Einde inhoudsopgave
Internationaal Verdrag tot bescherming van kweekprodukten van 2 december 1961, herzien te Genève op 10 november 1972 en 23 oktober 1978
Artikel 6 Voorwaarden vereist voor het genieten van de bescherming
Geldend
Geldend vanaf 08-11-1981
- Bronpublicatie:
14-09-1981, Trb. 1981, 205 (uitgifte: 01-01-1981, kamerstukken/regelingnummer: -)
23-10-1978, Trb. 1979, 158 (uitgifte: 15-11-1979, kamerstukken/regelingnummer: -)
- Inwerkingtreding
08-11-1981
- Bronpublicatie inwerkingtreding:
31-08-1984, Trb. 1984, 97 (uitgifte: 01-01-1984, kamerstukken/regelingnummer: -)

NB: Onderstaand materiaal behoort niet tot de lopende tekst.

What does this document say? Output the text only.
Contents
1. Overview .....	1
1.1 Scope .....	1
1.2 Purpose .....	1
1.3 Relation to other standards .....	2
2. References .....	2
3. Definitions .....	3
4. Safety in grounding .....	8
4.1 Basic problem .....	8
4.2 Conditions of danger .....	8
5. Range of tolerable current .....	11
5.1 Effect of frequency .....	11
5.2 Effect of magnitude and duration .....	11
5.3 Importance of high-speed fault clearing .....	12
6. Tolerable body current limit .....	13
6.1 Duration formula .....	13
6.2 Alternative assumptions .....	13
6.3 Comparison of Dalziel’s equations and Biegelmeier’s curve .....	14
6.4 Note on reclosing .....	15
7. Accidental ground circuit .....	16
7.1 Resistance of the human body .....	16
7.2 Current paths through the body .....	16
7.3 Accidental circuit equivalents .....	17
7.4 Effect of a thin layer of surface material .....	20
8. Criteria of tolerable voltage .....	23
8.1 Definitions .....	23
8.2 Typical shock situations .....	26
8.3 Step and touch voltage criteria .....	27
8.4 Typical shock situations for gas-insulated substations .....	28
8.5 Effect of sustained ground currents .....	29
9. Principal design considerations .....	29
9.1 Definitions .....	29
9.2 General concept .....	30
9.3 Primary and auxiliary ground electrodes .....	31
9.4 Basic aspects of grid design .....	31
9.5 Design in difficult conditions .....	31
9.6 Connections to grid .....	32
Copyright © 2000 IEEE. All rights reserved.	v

31-08-1984, Trb. 1984, 97 (uitgifte: 01-01-1984, kamerstukken/regelingnummer: -)
- Vakgebied(en)
Intellectuele-eigendomsrecht / Bijzondere onderwerpen
Agrarisch recht (V)
Internationaal privaatrecht / Bijzondere onderwerpen
1.
De kweker geniet de bescherming voorzien in dit Verdrag, wanneer de volgende voorwaarden zijn vervuld:
- a.
Het ras moet, ongeacht of de oorsprongsvariatie die het zijn aanzijn heeft gegeven, op kunstmatige of natuurlijke wijze is ontstaan, door één of meer van belang zijnde eigenschappen duidelijk te onderscheiden zijn van elk ander ras waarvan het bestaan op het tijdstip van de aanvraag tot bescherming algemeen bekend is. Deze algemene bekendheid kan worden gestaafd door bijvoorbeeld te verwijzen naar: teelt of handel, die reeds plaatsvindt, inschrijving in een officieel rassenregister of het in behandeling zijn van de inschrijving, het aanwezig zijn in een vergelijkingscollectie of een nauwkeurige beschrijving in een publikatie. De eigenschappen, aan de hand waarvan een ras kan worden omschreven en onderscheiden, moeten met nauwkeurigheid kunnen worden onderkend en beschreven.
- b.
Op het tijdstip waarop in een Unie-Staat de aanvraag tot bescherming wordt ingediend mag het ras
- i)
niet — of, indien de wetgeving van die Staat zulks bepaalt, niet langer dan een jaar geleden — met toestemming van de kweker op het grondgebied van die Staat ten verkoop zijn aangeboden of in de handel zijn gebracht en
- ii)
niet met toestemming van de kweker langer dan zes jaar geleden in het geval van wijnstokken, woudbomen, vruchtbomen en sierbomen, telkens met inbegrip van hun onderstammen, of langer dan vier jaar geleden in het geval van andere planten, op het grondgebied van enige andere Staat ten verkoop zijn aangeboden of in de handel zijn gebracht.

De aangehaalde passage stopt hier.